Representing added fallout from the credit crisis, Delta Financial Corp. said on Monday that it wouldn’t pay a dividend in the third quarter. The small, sub-prime lender cited “current market conditions.”
The company had been paying out a 20-cent annualized dividend. In a regulatory filing, the Woodbury, N.Y. lender stated that its board would continue to check out market conditions and the lender’s own financial performance to gauge when and if it would pay its next dividend.
Delta also reported that Bank of America has agreed to extend by a month the maturity date on a warehouse line of credit that had been set to expire on August 31. Such loans are made by banks to a loan originators to finance mortgages from the time they’re originated until when the loan is sold is securitized. “There can be no assurance that the parties will agree to renew this facility beyond this one-month extension, whether on terms favorable to the Registrant or at all,” Delta warned. The company has five warehouse lenders, according to the Associated Press.

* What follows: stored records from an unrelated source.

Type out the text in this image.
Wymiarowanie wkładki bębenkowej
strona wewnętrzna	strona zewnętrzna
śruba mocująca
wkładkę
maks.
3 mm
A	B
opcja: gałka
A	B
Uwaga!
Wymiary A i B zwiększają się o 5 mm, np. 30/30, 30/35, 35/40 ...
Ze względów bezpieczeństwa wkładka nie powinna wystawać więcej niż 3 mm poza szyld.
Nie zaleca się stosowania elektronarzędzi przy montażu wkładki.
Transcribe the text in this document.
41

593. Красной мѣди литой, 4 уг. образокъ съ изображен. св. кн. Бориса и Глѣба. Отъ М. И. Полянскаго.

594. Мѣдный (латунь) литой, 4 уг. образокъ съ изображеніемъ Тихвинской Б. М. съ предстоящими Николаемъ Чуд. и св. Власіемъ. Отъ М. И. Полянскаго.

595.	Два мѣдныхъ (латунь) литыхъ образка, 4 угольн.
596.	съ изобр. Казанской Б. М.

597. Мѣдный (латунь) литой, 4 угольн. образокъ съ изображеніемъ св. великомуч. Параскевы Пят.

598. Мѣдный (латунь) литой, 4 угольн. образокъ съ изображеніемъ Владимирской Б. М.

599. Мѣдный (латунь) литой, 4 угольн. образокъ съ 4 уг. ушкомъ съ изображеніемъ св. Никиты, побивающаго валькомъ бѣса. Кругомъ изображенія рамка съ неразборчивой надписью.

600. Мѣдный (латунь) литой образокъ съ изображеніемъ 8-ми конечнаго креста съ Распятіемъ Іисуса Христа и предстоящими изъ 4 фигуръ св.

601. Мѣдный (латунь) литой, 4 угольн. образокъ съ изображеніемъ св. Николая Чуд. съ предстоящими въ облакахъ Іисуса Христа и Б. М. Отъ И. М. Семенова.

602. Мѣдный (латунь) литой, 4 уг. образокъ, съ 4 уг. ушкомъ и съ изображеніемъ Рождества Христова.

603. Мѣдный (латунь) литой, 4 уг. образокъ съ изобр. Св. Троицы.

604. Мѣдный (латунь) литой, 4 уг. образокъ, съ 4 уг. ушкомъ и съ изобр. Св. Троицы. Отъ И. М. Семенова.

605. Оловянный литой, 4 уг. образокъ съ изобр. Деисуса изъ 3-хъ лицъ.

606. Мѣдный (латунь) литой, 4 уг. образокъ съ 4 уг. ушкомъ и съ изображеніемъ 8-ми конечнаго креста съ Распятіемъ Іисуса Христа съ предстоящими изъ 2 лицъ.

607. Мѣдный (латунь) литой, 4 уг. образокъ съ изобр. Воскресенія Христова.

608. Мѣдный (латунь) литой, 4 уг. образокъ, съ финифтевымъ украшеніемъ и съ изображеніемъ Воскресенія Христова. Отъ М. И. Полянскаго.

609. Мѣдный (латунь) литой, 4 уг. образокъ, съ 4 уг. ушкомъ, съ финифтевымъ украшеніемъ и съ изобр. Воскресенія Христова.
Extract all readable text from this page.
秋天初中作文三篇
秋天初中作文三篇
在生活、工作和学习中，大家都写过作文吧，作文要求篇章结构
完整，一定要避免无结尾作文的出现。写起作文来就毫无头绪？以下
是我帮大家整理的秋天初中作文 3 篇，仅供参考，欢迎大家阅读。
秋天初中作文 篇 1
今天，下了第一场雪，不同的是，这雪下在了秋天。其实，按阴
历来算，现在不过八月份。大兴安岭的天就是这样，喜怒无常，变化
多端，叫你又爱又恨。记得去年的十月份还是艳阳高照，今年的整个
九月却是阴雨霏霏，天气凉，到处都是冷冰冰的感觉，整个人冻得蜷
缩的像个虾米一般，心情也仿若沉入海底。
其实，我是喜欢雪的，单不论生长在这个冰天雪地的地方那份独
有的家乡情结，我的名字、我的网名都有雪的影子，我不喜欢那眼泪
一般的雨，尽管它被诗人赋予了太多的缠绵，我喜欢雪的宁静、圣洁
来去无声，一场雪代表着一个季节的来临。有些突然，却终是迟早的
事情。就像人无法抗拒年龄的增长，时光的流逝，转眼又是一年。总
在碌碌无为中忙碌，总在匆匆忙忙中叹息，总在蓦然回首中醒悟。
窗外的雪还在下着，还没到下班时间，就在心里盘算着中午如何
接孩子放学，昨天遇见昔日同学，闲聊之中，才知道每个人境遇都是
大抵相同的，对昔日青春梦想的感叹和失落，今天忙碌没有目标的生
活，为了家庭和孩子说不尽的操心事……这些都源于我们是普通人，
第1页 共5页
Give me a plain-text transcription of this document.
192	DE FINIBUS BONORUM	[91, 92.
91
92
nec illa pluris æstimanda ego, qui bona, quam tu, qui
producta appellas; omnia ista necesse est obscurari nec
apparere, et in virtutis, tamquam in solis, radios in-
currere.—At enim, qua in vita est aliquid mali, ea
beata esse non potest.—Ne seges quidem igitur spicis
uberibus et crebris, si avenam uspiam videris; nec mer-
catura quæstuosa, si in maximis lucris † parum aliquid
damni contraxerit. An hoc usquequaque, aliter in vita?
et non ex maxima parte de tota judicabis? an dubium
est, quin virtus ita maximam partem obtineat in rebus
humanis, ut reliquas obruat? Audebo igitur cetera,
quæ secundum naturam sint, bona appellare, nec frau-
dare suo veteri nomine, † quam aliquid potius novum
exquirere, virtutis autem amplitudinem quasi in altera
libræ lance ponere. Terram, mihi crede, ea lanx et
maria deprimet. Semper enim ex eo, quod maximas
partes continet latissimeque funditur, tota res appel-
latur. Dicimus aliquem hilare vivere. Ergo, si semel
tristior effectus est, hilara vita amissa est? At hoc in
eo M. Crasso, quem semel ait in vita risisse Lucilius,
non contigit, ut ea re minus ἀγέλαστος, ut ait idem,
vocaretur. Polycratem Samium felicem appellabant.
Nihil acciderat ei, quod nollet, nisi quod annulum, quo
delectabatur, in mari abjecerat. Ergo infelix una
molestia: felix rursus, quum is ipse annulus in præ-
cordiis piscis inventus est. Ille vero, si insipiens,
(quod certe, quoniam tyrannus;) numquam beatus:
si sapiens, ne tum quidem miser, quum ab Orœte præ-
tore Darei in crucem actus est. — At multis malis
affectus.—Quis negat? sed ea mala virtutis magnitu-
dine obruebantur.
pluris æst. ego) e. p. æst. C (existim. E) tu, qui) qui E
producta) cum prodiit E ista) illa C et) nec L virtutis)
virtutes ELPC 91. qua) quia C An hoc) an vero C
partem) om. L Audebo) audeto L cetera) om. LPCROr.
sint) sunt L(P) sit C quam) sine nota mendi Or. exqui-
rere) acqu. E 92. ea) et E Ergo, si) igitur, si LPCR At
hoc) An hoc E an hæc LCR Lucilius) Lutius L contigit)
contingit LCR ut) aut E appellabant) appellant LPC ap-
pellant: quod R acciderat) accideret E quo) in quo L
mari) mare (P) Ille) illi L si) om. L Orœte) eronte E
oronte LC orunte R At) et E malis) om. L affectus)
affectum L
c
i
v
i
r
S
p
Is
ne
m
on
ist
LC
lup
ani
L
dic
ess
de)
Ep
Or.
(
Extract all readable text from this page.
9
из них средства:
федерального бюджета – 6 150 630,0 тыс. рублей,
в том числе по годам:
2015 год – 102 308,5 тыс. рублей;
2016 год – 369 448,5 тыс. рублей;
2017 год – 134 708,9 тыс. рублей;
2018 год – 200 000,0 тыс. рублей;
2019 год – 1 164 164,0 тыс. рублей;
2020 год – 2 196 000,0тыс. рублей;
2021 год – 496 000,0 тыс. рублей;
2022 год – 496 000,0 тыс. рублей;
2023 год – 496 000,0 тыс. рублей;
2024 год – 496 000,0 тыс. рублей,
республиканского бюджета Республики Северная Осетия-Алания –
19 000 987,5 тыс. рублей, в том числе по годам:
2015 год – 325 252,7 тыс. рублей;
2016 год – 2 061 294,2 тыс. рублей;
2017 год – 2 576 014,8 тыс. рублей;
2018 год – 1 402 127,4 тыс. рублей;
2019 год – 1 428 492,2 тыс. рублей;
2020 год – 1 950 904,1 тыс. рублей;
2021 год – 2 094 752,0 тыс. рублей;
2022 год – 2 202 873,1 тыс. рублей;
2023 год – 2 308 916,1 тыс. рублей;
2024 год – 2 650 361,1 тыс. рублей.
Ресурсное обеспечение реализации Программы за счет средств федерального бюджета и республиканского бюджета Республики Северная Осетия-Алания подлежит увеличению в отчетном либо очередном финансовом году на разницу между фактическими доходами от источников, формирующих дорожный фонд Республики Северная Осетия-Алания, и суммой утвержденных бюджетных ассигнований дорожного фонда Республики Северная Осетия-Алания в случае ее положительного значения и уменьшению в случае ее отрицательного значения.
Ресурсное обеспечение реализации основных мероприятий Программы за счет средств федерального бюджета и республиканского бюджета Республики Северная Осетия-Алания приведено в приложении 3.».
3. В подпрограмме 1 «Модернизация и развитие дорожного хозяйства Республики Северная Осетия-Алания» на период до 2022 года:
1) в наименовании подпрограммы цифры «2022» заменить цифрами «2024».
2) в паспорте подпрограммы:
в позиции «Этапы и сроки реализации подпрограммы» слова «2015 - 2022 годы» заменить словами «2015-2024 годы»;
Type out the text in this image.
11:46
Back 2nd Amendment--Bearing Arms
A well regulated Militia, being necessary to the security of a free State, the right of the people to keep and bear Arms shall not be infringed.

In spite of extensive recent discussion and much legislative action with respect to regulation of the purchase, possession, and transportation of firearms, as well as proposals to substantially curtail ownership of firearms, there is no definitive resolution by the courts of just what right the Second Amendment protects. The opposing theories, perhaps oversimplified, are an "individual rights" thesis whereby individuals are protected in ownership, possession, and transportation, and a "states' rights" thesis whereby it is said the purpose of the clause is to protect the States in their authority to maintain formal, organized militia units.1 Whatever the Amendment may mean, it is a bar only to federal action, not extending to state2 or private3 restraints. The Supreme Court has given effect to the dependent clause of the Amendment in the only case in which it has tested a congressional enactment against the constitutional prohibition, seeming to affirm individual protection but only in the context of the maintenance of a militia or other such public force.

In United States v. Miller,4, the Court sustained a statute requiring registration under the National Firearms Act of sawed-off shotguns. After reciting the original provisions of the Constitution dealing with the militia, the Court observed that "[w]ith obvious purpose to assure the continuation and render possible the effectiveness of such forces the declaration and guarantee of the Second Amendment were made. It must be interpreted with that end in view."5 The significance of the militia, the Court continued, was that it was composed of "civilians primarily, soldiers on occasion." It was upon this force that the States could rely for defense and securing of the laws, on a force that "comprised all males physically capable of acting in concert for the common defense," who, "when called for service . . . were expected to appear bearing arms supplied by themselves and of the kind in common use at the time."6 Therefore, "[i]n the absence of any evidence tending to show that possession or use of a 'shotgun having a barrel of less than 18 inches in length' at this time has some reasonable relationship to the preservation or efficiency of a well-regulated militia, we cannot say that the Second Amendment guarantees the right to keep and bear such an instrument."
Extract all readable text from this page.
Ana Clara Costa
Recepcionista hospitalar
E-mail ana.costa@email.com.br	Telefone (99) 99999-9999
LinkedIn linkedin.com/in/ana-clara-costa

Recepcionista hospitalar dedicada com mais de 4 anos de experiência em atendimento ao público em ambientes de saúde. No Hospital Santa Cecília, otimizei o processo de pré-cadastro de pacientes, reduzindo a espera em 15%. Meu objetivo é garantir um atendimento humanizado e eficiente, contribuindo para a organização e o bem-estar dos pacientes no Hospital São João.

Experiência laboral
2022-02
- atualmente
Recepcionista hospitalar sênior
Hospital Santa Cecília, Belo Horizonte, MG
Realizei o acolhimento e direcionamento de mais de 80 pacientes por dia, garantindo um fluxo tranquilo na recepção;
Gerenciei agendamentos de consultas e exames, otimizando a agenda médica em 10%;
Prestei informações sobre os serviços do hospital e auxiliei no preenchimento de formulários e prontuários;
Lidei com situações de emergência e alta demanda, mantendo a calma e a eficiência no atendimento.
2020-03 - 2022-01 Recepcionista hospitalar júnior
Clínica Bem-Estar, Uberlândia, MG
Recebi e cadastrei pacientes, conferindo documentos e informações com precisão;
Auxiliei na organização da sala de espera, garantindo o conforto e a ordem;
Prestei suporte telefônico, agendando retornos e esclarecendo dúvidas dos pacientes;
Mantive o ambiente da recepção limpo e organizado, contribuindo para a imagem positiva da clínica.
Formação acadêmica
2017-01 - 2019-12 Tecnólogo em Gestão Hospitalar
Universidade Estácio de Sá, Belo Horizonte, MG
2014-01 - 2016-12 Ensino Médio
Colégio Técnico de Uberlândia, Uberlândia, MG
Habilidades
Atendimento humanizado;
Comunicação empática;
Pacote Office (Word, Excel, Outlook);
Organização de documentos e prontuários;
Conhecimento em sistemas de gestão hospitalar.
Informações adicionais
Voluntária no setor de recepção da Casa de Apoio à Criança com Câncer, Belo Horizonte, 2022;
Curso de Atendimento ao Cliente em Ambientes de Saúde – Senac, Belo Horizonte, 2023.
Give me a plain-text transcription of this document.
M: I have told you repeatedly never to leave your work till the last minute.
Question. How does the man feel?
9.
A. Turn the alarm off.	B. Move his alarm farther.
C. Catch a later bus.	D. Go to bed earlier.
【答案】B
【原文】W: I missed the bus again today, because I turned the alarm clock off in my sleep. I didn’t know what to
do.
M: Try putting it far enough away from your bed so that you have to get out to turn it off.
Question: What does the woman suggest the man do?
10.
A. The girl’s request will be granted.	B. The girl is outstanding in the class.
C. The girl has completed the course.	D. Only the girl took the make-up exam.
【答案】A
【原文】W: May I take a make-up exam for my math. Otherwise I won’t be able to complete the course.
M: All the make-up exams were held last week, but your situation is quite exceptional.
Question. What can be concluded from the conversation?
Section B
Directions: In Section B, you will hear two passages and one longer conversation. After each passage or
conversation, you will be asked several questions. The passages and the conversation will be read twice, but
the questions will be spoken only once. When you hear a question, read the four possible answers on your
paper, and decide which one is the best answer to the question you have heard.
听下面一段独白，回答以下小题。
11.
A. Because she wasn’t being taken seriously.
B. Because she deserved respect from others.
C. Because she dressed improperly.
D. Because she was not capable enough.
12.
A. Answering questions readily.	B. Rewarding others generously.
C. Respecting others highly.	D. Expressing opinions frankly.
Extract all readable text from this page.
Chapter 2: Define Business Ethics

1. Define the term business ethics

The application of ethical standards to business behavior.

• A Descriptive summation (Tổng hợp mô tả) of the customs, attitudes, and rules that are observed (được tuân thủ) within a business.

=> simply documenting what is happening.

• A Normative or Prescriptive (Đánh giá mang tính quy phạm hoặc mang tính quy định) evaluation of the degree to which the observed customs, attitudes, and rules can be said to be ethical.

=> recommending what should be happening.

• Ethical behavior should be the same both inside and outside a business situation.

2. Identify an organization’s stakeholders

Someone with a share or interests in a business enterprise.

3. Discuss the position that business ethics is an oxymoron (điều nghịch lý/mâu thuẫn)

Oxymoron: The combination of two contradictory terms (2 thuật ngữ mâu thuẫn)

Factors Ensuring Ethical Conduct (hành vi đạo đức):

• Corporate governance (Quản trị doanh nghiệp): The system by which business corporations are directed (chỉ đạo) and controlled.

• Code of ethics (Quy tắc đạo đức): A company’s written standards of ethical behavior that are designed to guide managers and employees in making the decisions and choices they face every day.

Bank of America’s action comes on the heels of its announcement last week that it would invest $2 billion in the shares of Countrywide Financial, the nation’s biggest mortgage lender. Earlier this month, Countrywide reported that it had drawn down all of an $11.5-billion credit facility and speeded up plans to move its mortgage business to Countrywide Bank FSB. Like Delta, David Sambol, Countrywide’s president and CEO, cited “market conditions” in explaining the credit drawdown.